COVIDiaries- Part 4

This weekend was rough. On Friday my friend D spent the night and in the morning we learned his live-in partner had gotten sick. My roommate had left the city with an exhortation to download Citizen, which I’d declined to do before because I don’t need more racist scaremongering in my life. He then gave me his baseball bat and told me to stay safe.

So between being scared to go outside, being totally alone, and being unable to see D or any of my other friends for fear of getting them sick for who knows how long I was in a bad place.

That same day my friend who I went to see in Colombia asked me to talk him through whether he should come home (but not to see me).

In therapy this week we talked about self-regard as a scaffolding that we’re constantly either reinforcing or tearing apart. When we criticize ourselves we remove a support beam. And when we congratulate ourselves we add one. So my homework this week is to tell myself I’m proud of myself when I do the right thing. Also, if I need it, to set aside a place in my apartment that’s for serenity. No stress or worrying allowed there. And to give myself a time each day for worrying. I’ve decided it’s between 3-3:30.

It’s tough for me to feel like I’m meeting my own standards. I don’t know when I can say I’m doing my best. I’m trying to stop “shoulding” on myself as much. Instead of saying, “I should lift weights,” I’m trying to say, “I’ll be proud of myself and feel better physically if I lift weights.”

All told, it’s a great time to be a workaholic introvert. Goldman Sachs estimated that 2.25 million Americans filed initial unemployment claims this week, the highest number on record.

My heart absolutely breaks for people who are out of work right now. Work is absolutely saving me. I love working, and I’ve been able to work even more, which has been great. I can’t imagine being home, alone, bored, and worried about money right now.

Mike Tanner brought up another interesting question, which is how do you balance preventing COVID-19 deaths and the economy? It’s not just money. Economic collapse also costs lives, in terms of deaths of despair, lack of access to healthcare, and other factors. Loneliness itself is worse for your health than smoking. Recessions disproportionately harm younger workers. By sheltering in place, are we sacrificing the lives and economic futures of young Americans to protect the lives of elderly Americans? Millennials still haven’t recovered economically from the Boomer-caused Great Recession. Boomers have more assets, less debt, and are more likely to own their home compared with Millennials and Gen Z. Starting with Gen X, America’s young people can no longer expect to have a higher standard of living than their parents. In addition, America’s tax system redistributes wealth from America’s younger and relatively poorer to our older and relatively more wealthy citizens via the payroll tax, Mortgage Income Tax Deduction, and more. To what extent is any of this moral or advisable? To what extent is the COVID-19 response more of the same?
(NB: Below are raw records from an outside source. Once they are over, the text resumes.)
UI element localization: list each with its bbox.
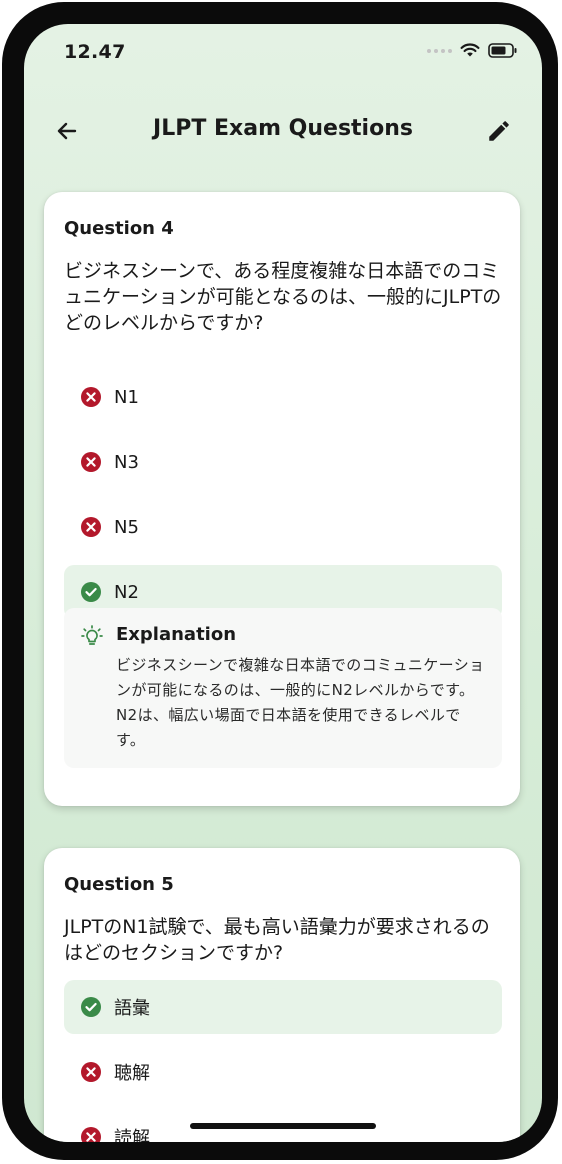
- page-title: JLPT Exam Questions: [153, 116, 413, 141]
- answer-option-wrong[interactable]: N1: [64, 370, 502, 424]
- pencil-icon: [489, 121, 509, 141]
- answer-option-wrong[interactable]: 聴解: [64, 1045, 502, 1099]
- x-circle-icon: [80, 451, 102, 473]
- cellular-signal-icon: [427, 48, 452, 53]
- battery-icon: [488, 43, 517, 58]
- x-circle-icon: [80, 386, 102, 408]
- answer-option-correct[interactable]: 語彙: [64, 980, 502, 1034]
- check-circle-icon: [80, 581, 102, 603]
- question-label: Question 5: [64, 874, 174, 895]
- answer-option-label: 読解: [114, 1128, 150, 1142]
- answer-option-label: N3: [114, 451, 139, 473]
- wifi-icon: [460, 43, 480, 57]
- explanation-title: Explanation: [116, 624, 237, 645]
- answer-option-label: N2: [114, 581, 139, 603]
- explanation-box: Explanation ビジネスシーンで複雑な日本語でのコミュニケーションが可能…: [64, 608, 502, 768]
- edit-button[interactable]: [482, 114, 516, 148]
- check-circle-icon: [80, 996, 102, 1018]
- answer-option-wrong[interactable]: N5: [64, 500, 502, 554]
- x-circle-icon: [80, 516, 102, 538]
- explanation-text: ビジネスシーンで複雑な日本語でのコミュニケーションが可能になるのは、一般的にN2…: [116, 656, 485, 749]
- x-circle-icon: [80, 1061, 102, 1083]
- status-bar: 12.47: [24, 24, 542, 80]
- answer-option-label: 語彙: [114, 998, 150, 1019]
- question-text: JLPTのN1試験で、最も高い語彙力が要求されるのはどのセクションですか?: [64, 916, 490, 964]
- phone-frame: 12.47 JLPT Exam Questions Question 4 ビジネ…: [2, 2, 558, 1160]
- status-time: 12.47: [64, 41, 126, 63]
- navigation-bar: JLPT Exam Questions: [24, 104, 542, 156]
- answer-option-label: N5: [114, 516, 139, 538]
- x-circle-icon: [80, 1126, 102, 1142]
- app-screen: 12.47 JLPT Exam Questions Question 4 ビジネ…: [24, 24, 542, 1142]
- status-icons: [427, 43, 518, 58]
- home-indicator[interactable]: [190, 1123, 376, 1129]
- question-text: ビジネスシーンで、ある程度複雑な日本語でのコミュニケーションが可能となるのは、一…: [64, 260, 502, 334]
- answer-option-label: 聴解: [114, 1063, 150, 1084]
- lightbulb-icon: [81, 625, 103, 645]
- question-card: Question 5 JLPTのN1試験で、最も高い語彙力が要求されるのはどのセ…: [44, 848, 520, 1142]
- answer-option-label: N1: [114, 386, 139, 408]
- question-label: Question 4: [64, 218, 174, 239]
- question-card: Question 4 ビジネスシーンで、ある程度複雑な日本語でのコミュニケーショ…: [44, 192, 520, 806]
- answer-option-wrong[interactable]: N3: [64, 435, 502, 489]
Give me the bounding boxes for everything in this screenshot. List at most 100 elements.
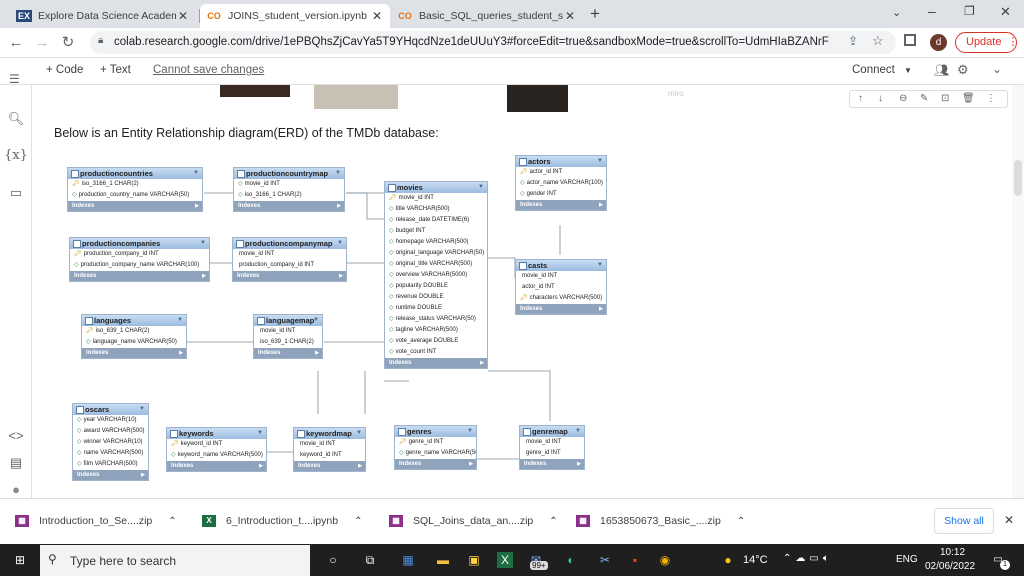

It seems clear to me that we need to work on getting the economy back up and running as quickly as possible, and for that to happen we need widespread testing. I’m still not sure where the motherfuckin tests are and I’m still mad as hell about that. Especially now that my friends are getting sick.

I don’t have any answers but I think these are questions worth wrestling with.

In the meantime, stay safe my babies.

2 Comments

  1. Nicholas Weininger

    I emailed both senators, and Speier, and Scott Wiener a few days back to ask them, as you said, “where the motherfuckin tests are”. Then emailed them today with Eli Dourado’s article on how to speed up the vaccination process:
    https://www.mercatus.org/publications/covid-19/accelerating-availability-vaccine-candidates-covid-19

    Not sure what else to do to keep agitating for these things, but open to any ideas.

    Also, this made me cry today in a good way: https://slippedisc.com/2020/03/believe-it-orchestra-plays-beethoven-9th-from-their-homes/

    Like, civilization, and Enlightenment, and upholding and celebrating those things through music and ingenuity. Things which have survived worse than this– though too many people have not.

  2. Iris

    Thank you. I’m unemployed looking for work, and found multiple jobs I was scheduled for an interview, start cancelling or closing their posts.
    Reading your blog post helped me realize that I needed supportive scaffolding to my hope just as much as we all do. Thank you for writing. It fortofied a positive perspective to this situation, and to how I want to use my life energy to build and recover for more than just myself alone.
    Looking forward to reading more.